Lorsque l’on s’intéresse au cas du webdocumentaire Une nuit au Mans, réalisé en 2016, on comprend à quel point la dimension visuelle est essentielle pour l’immersion du lecteur au cœur du documentaire : typographie stylisée, couleurs évoquant la nuit, barre de progression et éléments visuels en rapport avec l’univers de la course automobile, infographies reprenant les modèles de voitures… Tout est pensé pour plonger l’utilisateur dans le sujet et lui faire vivre les mêmes sensations qu’un spectateur sur place. « Ce reportage est très particulier car il a été réalisé en direct du Mans. On avait préparé des choses en amont, et on devait les compléter sur place. Le fait que ça soit en direct m’a donné envie de faire quelque chose de différent, de montrer qu’on était au cœur de l’évènement. Je m’inspire souvent du jeu vidéo, j’aime quand il y a un côté ludique et pouvoir explore la frontière entre le dessin et la photographie. Je suis très sensible à faire comprendre aux lecteurs nos intentions, à leur montrer ce que nous avons vécu. Pour les couleurs, je ne voulais pas quelque chose de trop agressif, je cherchais quelque chose de sulfureux, qui rappelle la nuit. J’ai imaginé une grille à remplir avant de partir, et une fois là-bas, les journalistes ont écrit leurs textes. Je travaillais aussi sur les photos prises en direct par le photographe ».

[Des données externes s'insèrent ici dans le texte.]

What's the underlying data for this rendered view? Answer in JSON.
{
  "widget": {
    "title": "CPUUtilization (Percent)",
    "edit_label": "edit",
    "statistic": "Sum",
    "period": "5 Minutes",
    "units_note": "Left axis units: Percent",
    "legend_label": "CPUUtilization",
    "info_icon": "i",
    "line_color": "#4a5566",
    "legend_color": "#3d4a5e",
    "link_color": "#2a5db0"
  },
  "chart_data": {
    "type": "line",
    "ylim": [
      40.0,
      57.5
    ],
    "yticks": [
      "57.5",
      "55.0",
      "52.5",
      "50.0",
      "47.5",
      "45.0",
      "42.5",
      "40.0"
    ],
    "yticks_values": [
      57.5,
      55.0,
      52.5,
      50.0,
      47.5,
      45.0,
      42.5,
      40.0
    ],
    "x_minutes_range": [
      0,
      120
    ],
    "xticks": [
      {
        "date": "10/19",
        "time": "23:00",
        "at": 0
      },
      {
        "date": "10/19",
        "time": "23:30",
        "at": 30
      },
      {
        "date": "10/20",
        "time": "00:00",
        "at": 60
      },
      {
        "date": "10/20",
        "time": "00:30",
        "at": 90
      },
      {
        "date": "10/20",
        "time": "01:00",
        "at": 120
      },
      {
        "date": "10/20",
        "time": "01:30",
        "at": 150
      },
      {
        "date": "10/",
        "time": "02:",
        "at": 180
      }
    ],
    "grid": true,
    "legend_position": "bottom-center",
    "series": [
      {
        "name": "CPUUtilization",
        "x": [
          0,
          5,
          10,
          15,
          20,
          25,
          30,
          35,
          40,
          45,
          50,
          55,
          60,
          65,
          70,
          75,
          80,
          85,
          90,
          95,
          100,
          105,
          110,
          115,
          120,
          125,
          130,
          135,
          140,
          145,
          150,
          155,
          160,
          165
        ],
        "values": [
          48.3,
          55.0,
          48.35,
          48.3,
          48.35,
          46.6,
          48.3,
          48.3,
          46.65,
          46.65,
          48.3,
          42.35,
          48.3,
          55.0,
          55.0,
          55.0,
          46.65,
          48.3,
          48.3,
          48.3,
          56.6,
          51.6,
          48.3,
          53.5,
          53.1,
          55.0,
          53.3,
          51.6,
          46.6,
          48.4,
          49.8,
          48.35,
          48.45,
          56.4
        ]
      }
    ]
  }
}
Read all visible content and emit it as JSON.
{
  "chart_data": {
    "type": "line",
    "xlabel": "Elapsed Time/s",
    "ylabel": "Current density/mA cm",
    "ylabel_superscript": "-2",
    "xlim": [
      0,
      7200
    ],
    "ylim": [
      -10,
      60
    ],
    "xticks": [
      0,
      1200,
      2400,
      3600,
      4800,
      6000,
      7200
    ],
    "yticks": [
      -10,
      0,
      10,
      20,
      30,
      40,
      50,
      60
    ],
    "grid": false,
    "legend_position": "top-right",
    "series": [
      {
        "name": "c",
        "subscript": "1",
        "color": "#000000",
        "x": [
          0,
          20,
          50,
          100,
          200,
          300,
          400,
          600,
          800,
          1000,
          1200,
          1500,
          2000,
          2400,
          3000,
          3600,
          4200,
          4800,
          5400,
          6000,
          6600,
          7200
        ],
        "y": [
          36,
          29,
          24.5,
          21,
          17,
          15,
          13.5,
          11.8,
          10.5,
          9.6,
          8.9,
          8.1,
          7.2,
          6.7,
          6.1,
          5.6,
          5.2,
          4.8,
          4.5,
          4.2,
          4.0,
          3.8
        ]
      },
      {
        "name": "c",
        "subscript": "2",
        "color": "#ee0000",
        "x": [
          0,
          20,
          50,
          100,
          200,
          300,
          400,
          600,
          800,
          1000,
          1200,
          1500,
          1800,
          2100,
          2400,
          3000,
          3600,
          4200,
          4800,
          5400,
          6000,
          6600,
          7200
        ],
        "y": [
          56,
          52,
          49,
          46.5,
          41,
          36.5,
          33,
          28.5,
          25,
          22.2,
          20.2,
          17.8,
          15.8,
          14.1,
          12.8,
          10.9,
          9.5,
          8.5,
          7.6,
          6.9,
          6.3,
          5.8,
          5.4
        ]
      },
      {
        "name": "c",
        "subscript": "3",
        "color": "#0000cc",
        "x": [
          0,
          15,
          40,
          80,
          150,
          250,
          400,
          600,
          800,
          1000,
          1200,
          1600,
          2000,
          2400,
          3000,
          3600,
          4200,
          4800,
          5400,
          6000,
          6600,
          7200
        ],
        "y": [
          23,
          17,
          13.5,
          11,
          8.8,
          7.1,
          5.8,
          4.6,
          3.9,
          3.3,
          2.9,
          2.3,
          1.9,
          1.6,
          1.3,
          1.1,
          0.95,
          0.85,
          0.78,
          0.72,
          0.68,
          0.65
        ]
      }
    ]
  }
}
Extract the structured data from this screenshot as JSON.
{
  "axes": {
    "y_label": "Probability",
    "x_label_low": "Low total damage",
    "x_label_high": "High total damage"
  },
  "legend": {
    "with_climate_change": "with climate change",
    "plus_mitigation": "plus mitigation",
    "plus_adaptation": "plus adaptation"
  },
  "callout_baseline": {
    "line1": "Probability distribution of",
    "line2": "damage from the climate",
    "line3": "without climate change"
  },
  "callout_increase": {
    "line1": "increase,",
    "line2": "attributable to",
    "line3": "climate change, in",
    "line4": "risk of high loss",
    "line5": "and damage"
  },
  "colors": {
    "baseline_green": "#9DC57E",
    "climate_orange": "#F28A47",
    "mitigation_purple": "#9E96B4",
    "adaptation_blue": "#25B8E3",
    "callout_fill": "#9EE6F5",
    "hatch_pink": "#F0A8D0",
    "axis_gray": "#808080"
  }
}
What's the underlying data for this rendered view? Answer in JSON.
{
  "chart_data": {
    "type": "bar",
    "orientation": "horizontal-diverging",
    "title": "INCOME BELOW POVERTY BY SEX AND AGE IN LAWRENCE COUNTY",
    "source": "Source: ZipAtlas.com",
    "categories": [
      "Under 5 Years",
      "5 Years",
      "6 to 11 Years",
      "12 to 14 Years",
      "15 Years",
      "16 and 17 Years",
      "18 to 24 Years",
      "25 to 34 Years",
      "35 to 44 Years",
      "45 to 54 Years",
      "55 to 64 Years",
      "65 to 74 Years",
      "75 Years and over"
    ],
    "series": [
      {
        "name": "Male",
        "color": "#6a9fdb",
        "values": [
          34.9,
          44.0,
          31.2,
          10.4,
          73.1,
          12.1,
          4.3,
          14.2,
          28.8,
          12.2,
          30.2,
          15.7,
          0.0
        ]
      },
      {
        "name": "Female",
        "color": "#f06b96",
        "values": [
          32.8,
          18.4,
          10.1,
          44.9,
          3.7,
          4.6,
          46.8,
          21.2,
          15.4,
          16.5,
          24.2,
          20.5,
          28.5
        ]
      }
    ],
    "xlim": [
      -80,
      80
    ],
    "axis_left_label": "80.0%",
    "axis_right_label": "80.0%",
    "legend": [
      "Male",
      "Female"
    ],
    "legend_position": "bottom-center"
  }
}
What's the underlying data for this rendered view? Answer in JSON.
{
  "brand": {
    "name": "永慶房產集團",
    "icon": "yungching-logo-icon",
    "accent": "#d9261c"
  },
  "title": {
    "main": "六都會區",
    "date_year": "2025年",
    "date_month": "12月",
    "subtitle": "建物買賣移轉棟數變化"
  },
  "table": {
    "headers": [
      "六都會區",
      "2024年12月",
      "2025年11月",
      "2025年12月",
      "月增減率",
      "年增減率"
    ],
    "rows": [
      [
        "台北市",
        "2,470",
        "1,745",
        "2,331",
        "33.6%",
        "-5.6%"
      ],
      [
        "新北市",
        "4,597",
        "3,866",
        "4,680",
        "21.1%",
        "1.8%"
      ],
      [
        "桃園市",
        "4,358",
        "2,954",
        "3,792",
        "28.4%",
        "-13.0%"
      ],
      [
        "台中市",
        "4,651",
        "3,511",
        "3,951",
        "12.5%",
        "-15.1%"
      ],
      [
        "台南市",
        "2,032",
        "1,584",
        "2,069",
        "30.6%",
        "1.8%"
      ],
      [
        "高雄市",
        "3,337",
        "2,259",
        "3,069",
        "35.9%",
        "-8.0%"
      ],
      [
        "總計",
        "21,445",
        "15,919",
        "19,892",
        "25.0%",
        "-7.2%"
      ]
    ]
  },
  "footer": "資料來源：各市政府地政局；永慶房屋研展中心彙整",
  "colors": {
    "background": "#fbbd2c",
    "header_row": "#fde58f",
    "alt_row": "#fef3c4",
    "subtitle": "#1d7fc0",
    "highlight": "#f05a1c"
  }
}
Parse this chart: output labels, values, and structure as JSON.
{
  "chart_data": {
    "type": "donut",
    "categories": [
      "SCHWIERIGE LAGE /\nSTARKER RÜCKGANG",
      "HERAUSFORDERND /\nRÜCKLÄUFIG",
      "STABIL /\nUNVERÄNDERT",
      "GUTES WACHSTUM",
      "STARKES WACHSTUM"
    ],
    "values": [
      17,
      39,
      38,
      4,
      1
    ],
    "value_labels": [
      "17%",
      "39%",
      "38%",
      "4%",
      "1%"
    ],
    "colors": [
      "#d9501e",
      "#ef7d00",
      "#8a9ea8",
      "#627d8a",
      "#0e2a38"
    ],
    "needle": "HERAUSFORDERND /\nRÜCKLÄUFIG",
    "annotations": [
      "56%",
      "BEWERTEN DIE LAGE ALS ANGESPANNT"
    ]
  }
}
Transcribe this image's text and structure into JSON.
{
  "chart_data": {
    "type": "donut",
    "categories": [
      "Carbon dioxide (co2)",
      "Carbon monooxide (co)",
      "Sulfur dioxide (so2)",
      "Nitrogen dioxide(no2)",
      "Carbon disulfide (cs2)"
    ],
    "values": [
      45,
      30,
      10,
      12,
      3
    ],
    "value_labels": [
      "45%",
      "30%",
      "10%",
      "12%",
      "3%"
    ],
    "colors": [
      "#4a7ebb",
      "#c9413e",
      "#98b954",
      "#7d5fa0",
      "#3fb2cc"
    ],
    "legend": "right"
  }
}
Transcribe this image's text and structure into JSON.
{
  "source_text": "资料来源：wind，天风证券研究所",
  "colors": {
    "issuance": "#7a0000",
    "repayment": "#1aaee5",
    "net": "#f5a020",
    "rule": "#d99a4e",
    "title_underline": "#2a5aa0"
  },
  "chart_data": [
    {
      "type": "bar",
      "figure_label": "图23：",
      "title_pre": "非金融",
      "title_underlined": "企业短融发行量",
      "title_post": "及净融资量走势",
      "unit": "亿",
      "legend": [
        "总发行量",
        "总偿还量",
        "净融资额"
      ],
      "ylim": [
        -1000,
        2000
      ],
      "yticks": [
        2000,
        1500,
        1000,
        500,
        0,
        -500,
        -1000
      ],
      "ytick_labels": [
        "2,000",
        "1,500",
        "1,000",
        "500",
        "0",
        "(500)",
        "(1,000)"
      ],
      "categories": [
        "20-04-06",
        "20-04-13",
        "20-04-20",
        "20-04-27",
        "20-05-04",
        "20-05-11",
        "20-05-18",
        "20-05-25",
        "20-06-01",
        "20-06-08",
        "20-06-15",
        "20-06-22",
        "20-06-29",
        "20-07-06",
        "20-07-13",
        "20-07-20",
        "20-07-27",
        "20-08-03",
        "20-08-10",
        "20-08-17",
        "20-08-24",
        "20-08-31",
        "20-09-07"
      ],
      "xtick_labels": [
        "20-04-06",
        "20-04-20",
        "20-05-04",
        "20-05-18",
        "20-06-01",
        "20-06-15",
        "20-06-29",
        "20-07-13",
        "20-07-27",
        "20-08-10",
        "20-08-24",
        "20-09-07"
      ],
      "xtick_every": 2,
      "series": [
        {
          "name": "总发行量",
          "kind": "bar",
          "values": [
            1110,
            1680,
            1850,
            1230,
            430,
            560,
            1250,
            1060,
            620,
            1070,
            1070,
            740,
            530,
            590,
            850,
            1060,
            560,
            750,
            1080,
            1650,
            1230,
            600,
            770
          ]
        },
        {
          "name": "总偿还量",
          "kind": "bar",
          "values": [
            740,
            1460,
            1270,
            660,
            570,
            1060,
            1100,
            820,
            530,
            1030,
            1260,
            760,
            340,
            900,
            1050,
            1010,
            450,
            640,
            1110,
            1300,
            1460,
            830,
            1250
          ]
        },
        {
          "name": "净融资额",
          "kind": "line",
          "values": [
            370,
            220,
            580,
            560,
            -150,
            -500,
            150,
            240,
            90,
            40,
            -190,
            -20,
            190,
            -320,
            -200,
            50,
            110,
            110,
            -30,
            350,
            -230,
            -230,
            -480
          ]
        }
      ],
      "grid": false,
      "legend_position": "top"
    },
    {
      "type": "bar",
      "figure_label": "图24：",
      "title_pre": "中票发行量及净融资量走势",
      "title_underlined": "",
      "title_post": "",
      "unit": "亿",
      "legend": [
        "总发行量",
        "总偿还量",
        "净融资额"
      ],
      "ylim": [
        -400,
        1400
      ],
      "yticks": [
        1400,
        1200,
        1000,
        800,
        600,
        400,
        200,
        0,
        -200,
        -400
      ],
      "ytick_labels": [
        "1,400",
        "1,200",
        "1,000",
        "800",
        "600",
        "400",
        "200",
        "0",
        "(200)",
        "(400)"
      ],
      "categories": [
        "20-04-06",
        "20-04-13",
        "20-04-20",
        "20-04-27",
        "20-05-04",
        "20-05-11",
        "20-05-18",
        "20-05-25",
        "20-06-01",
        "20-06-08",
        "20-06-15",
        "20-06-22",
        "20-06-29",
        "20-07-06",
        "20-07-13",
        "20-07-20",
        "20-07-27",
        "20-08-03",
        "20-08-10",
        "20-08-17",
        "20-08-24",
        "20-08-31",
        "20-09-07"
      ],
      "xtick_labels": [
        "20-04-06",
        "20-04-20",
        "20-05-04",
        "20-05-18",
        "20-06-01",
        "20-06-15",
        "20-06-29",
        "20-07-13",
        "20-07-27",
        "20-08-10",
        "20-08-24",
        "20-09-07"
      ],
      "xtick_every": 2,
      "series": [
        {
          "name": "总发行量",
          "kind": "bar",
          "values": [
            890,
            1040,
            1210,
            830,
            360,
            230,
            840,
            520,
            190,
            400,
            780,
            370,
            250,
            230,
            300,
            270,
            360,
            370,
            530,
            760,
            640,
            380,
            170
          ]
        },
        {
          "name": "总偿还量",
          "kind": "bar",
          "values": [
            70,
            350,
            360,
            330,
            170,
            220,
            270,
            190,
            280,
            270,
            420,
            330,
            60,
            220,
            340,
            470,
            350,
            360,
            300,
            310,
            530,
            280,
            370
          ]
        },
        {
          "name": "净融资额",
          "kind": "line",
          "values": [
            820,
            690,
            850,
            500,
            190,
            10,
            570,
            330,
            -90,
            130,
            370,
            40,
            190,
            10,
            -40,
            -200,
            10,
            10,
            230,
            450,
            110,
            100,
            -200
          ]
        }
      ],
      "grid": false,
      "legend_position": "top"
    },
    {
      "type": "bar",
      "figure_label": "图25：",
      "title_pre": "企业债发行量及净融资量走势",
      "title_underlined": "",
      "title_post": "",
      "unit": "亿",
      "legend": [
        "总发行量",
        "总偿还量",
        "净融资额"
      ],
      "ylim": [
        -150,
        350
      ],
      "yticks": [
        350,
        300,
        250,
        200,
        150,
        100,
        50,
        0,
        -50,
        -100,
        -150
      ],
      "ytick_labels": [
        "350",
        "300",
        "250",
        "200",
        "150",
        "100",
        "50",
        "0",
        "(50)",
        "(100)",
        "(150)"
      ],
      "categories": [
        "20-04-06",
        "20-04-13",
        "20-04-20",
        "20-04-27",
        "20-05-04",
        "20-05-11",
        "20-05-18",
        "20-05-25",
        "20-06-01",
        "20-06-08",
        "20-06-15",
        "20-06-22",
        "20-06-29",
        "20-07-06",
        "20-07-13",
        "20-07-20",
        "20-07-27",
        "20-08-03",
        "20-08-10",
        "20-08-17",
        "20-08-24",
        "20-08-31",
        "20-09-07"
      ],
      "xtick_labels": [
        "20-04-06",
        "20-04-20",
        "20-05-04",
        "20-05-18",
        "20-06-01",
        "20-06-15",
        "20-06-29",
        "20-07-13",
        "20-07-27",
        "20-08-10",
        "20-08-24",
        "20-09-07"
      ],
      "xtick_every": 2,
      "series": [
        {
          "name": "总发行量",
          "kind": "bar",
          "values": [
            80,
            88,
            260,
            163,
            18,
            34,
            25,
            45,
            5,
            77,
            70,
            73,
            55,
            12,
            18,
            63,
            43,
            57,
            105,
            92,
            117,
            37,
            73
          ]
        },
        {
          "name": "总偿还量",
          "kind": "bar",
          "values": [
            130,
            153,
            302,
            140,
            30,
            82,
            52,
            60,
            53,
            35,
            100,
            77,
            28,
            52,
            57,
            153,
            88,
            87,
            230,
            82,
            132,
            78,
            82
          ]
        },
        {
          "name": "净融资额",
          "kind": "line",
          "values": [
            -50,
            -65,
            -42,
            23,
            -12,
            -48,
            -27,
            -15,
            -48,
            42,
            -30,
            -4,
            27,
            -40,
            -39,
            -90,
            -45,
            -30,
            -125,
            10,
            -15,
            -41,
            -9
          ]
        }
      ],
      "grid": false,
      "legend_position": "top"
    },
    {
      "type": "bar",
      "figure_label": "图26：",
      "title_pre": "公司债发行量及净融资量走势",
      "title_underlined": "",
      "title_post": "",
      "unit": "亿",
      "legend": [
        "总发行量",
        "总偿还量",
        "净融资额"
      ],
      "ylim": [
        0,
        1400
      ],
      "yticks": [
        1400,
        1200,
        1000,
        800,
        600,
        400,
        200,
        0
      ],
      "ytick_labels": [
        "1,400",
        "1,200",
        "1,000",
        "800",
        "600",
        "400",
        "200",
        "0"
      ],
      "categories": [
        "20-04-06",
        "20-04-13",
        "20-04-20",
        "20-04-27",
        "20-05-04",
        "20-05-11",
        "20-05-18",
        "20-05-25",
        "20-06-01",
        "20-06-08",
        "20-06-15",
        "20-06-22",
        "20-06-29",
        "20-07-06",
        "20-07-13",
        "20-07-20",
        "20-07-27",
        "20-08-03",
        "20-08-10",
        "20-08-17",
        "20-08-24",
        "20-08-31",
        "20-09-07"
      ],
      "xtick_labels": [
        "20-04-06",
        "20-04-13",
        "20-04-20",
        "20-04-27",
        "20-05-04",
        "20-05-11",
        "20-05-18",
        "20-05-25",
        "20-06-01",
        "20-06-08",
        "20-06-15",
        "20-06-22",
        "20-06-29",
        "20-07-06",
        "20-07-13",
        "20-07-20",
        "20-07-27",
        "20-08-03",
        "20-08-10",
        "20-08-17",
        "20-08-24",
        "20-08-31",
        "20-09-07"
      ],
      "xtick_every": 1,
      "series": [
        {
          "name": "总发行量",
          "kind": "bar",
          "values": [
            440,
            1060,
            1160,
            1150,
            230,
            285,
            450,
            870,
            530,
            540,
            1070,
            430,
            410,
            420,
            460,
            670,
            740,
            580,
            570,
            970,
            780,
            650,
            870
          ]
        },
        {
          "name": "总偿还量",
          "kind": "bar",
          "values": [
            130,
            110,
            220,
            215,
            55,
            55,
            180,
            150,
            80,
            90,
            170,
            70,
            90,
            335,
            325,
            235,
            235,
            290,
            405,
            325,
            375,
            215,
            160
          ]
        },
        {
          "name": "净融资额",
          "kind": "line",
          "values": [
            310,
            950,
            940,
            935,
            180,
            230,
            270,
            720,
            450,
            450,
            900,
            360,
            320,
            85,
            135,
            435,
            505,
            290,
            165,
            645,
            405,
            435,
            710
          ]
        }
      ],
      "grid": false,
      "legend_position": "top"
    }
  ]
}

De nouveaux enjeux et problématiques

L’émergence du webdocumentaire et des défis qui entourent son format ont par la même occasion fait apparaître de nouveaux enjeux. Que ce soit sa capacité à s’adapter aux changements qui touchent l’écosystème des médias et les habitudes de consommation des lecteurs, les limites intrinsèques à son format ou encore dans les difficultés liées à chaque type de supports sur lesquels il se décline, le webdocumentaire fait face à de nouvelles problématiques qu’il doit prendre en compte s’il espère rendre son mode de lecture attractif et viable sur le long terme.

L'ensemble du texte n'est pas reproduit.